Ortsvorsteher Horst Werner Schmitt (l.) erläuterte SPD-Landratskandidat Gerald Kummer (r.) die aktuelle Situation rund um die B 47 in Rosengarten. Foto: Benjamin Kloos
ROSENGARTEN - „Das Wichtigste ist die Gesundheit der Menschen. Seit Jahrzehnten sind die Einwohner des Rosengarten nicht nur Lärm, sondern vor allem auch dem schädlichen Feinstaub ausgesetzt. Deshalb müssen alle politischen Verantwortlichen an einem Strang ziehen, um diese Situation zu ändern" - darüber waren sich Rosengartens Ortsvorsteher Horst Werner Schmitt, SPD-Landratskandidat Gerald Kummer, Vertreter der ortsansässigen FWG sowie interessierte Bürger bei einem Vororttermin zur Berufsverkehrszeit an der B 47 einig.
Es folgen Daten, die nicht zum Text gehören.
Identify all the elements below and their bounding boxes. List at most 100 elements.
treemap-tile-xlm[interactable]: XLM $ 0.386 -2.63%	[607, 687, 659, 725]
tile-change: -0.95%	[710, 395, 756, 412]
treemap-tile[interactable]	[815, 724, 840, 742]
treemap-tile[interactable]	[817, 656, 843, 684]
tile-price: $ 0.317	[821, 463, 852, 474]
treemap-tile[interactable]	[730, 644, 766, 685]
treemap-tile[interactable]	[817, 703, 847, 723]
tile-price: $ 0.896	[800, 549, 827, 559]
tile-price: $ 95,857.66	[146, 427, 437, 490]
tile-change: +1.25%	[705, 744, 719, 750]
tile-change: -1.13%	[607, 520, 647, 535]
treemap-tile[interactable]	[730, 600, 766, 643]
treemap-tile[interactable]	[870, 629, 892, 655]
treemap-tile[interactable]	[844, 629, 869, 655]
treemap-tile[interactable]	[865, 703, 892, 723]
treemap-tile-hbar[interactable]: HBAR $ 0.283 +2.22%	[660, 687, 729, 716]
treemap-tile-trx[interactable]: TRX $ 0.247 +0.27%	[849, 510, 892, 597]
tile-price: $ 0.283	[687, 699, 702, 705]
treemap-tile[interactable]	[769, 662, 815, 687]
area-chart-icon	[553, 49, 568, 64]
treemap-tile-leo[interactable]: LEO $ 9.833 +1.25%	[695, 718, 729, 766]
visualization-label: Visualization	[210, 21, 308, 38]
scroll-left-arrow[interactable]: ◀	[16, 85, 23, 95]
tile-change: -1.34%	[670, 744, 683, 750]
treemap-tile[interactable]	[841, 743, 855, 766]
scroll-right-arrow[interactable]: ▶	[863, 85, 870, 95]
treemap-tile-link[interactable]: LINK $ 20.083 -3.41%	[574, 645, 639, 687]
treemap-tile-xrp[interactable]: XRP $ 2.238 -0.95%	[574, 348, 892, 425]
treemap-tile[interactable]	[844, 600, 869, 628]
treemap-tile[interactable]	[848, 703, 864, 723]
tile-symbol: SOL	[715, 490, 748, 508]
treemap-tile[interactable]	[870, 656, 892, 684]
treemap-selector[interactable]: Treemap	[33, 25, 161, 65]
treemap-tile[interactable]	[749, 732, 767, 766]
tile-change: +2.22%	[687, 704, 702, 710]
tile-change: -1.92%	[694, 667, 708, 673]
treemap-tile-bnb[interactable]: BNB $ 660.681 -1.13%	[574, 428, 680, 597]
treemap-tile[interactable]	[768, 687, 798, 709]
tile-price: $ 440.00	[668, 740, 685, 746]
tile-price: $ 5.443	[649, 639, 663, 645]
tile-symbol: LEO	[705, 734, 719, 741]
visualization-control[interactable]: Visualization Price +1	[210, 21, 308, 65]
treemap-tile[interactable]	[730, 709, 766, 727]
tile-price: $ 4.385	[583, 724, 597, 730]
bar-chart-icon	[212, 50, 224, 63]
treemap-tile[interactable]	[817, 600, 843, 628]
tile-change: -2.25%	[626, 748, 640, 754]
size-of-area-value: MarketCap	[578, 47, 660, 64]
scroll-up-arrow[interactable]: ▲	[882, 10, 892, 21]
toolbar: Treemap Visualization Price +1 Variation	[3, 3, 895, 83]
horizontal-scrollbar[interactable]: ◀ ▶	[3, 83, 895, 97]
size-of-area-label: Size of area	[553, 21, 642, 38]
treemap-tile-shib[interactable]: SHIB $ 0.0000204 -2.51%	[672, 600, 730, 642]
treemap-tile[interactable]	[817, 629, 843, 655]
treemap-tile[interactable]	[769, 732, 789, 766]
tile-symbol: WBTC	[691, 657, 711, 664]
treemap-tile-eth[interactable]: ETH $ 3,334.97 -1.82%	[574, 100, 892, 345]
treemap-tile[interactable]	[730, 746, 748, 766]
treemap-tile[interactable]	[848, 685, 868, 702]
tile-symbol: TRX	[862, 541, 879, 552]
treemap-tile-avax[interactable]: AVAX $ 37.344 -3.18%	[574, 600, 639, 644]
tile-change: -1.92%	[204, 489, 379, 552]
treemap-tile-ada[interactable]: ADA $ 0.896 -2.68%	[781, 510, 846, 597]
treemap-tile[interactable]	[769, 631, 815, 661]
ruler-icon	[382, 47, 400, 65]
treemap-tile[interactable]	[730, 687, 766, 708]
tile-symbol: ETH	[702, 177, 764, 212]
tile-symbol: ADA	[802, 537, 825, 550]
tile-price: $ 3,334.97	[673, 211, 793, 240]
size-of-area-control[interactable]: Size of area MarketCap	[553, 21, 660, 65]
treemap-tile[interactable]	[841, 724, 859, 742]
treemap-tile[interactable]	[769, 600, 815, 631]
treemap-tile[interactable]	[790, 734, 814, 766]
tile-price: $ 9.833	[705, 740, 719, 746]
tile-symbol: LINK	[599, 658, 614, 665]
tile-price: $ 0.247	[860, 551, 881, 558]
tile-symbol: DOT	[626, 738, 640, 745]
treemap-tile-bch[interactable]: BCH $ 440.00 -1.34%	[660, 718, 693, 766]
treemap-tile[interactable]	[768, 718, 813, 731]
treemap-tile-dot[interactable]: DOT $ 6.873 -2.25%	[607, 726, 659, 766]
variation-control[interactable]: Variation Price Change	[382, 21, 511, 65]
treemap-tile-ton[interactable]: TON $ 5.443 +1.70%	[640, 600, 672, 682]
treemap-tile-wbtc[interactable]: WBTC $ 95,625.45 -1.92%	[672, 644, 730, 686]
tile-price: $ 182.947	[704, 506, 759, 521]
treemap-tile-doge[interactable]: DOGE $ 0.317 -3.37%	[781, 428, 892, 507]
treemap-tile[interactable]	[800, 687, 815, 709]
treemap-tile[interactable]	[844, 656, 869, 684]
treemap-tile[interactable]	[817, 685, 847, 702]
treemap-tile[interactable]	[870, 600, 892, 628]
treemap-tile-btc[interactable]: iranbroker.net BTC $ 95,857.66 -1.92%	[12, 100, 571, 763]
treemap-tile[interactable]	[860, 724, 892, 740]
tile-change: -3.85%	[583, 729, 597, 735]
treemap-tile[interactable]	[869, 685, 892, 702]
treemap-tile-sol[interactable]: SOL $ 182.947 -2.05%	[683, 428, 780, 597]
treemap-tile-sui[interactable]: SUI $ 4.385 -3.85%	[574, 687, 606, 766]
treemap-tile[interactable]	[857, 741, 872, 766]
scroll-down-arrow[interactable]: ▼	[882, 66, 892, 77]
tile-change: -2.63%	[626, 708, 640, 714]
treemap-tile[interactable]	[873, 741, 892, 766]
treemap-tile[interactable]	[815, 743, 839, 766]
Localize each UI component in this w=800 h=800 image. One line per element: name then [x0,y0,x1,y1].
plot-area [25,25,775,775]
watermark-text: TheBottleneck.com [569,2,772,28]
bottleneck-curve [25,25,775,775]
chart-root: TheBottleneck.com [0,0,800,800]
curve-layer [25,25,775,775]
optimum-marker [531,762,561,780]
Nachdem Ortsvorsteher Schmitt Landratskandidat Kummer empfangen hatte, führte er in „von einem Kleinod, auf das wir stolz sind,nämlich dem Bürgerhaus mit integrierter Kindertagesstätte, zu einem Kleinod, das wir gerne los wären - der B 47 die mitten durch unsere Gemeinde führt."
Schmitt erläuterte Kummer die aktuelle Situation: „Für Mitte des Jahres ist uns jetzt der Planfeststellungsbescheid angekündigt worden, ab Anfang Mai wird die B 47 in Rosengarten bereits unabhängig von einer Umgehungsstraße saniert - wie Sie sehen, wird dann aufgrund des Verkehrsaufkommens vermutlich das reine Chaos ausbrechen. Bereits jetzt stehen die Autos teilweise bis Bürstadt zurück."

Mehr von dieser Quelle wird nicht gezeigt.